ME-ICA was originally created specifically for the tedana library, which uses independent components analysis (ICA) on multi-echo (ME) fMRI data. As part of development, we built tools that work with tedana but may also have stand-alone uses for processing and visualizing fMRI data that is not multi-echo. While the "ME-ICA" may not accurately describe all these tools, we have chosen to keep it for now because we're used to it.

tedana

tedana TE Dependant ANAlysis. Calculates echo dependance of each ICA component and denoises data by removing components that are unlikely to contain BOLD signal.

rica

rica Reports for ICA. An app to visualize ICA components and perform manual classification in an interactive way. This could work on any component maps of fMRI data. It currently expects some files that are output from tedana but similar files could be generated by other programs or addition input options could be added to rica

mapca

mapca Moving Average Principal Components Analysis. This started as a Python port of the dimensionality reduction technique described in Li et al 2007 and used in GIFT.

ddmra

ddmra is a Python package for performing distance-dependent motion-related artifact analyses. This is modeled after the analyses performed in Power et al 2018

me-ica

meica The package that started it all. This is a clone of the multi-echo denoising code by Prantik Kundu that tedana is based on. It is no longer maintained, and only runs on Python 2.7. It may be useful as a reference to to replicate past work, but we recommend people use tedana instead of this.

Works in progress

We welcome contributors, but these tools are not ready for general use.
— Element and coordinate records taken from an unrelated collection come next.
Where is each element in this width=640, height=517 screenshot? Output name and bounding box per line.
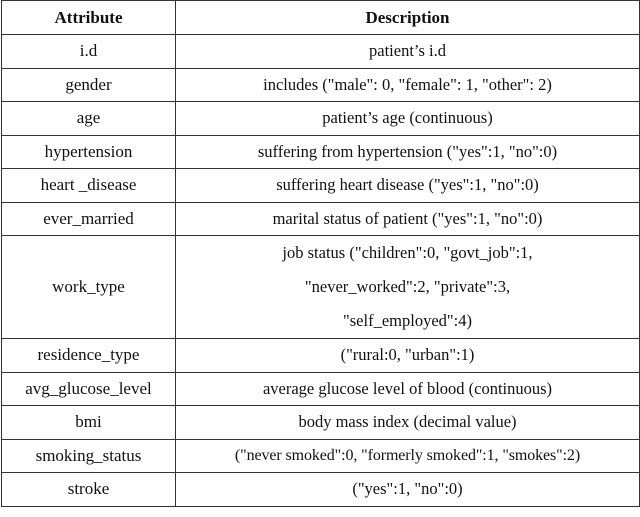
attribute-cell: smoking_status bbox=[1, 438, 176, 473]
description-line: job status ("children":0, "govt_job":1, bbox=[282, 243, 533, 262]
table-row: work_type job status ("children":0, "gov… bbox=[1, 235, 640, 339]
description-cell: ("yes":1, "no":0) bbox=[175, 472, 640, 507]
header-row: Attribute Description bbox=[1, 0, 640, 35]
attribute-cell: work_type bbox=[1, 235, 176, 339]
description-cell: job status ("children":0, "govt_job":1, … bbox=[175, 235, 640, 339]
description-cell: ("never smoked":0, "formerly smoked":1, … bbox=[175, 438, 640, 473]
table-row: heart _disease suffering heart disease (… bbox=[1, 168, 640, 203]
description-cell: body mass index (decimal value) bbox=[175, 405, 640, 440]
description-cell: ("rural:0, "urban":1) bbox=[175, 338, 640, 373]
description-cell: suffering heart disease ("yes":1, "no":0… bbox=[175, 168, 640, 203]
attribute-cell: residence_type bbox=[1, 338, 176, 373]
description-cell: includes ("male": 0, "female": 1, "other… bbox=[175, 67, 640, 102]
table-row: age patient’s age (continuous) bbox=[1, 101, 640, 136]
description-cell: suffering from hypertension ("yes":1, "n… bbox=[175, 134, 640, 169]
description-line: "self_employed":4) bbox=[343, 311, 472, 330]
attribute-cell: bmi bbox=[1, 405, 176, 440]
table-row: residence_type ("rural:0, "urban":1) bbox=[1, 338, 640, 373]
table-row: gender includes ("male": 0, "female": 1,… bbox=[1, 67, 640, 102]
attribute-cell: i.d bbox=[1, 34, 176, 69]
description-cell: patient’s age (continuous) bbox=[175, 101, 640, 136]
attribute-cell: heart _disease bbox=[1, 168, 176, 203]
header-attribute: Attribute bbox=[1, 0, 176, 35]
table-row: stroke ("yes":1, "no":0) bbox=[1, 472, 640, 507]
attribute-cell: age bbox=[1, 101, 176, 136]
attribute-description-table: Attribute Description i.d patient’s i.d … bbox=[1, 0, 640, 507]
description-line: "never_worked":2, "private":3, bbox=[304, 277, 511, 296]
header-description: Description bbox=[175, 0, 640, 35]
description-cell: average glucose level of blood (continuo… bbox=[175, 371, 640, 406]
attribute-cell: hypertension bbox=[1, 134, 176, 169]
table-row: smoking_status ("never smoked":0, "forme… bbox=[1, 438, 640, 473]
table-row: i.d patient’s i.d bbox=[1, 34, 640, 69]
table-row: ever_married marital status of patient (… bbox=[1, 201, 640, 236]
description-cell: patient’s i.d bbox=[175, 34, 640, 69]
table-row: hypertension suffering from hypertension… bbox=[1, 134, 640, 169]
table-row: avg_glucose_level average glucose level … bbox=[1, 371, 640, 406]
description-cell: marital status of patient ("yes":1, "no"… bbox=[175, 201, 640, 236]
attribute-cell: avg_glucose_level bbox=[1, 371, 176, 406]
table-row: bmi body mass index (decimal value) bbox=[1, 405, 640, 440]
attribute-cell: stroke bbox=[1, 472, 176, 507]
attribute-cell: gender bbox=[1, 67, 176, 102]
attribute-cell: ever_married bbox=[1, 201, 176, 236]
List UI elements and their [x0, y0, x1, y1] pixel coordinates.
Multi-Echo (fMRI) Data Analysis Book

multi-echo-data-analysis An early-stage effort to create a Jupyter-based book to explain multi-echo fMRI analysis and tedana. Comments, ideas, and contributions are very welcome.

aroma

aroma is a fork of ICA-AROMA which we have been working to make work purely with Python, in a BIDS-compatible manner. AROMA is similar to tedana in that it uses features of ICA components to classify some as noise to remove them. Tedana's features are primarily based on how signals change across echoes. AROMA's features are based on how much of a component's highly weighted voxels are near brain or ventricle edges and whether component time series are too high frequency to be BOLD. There are complementary approaches that may work well together.

godec

godec is a Python package for Go Decomposition, specifically built to work with fMRI data.

Scientific Conferences

We have documented the progress of tedana at the Organization For Human Brain Mapping annual meetings. For several years, we have shared the tedana poster, an interactive demonstration of the results and compiled other multi-echo posters and presentations at the conference. Each year includes an interactive demonstration of how tedana's output looked at that time.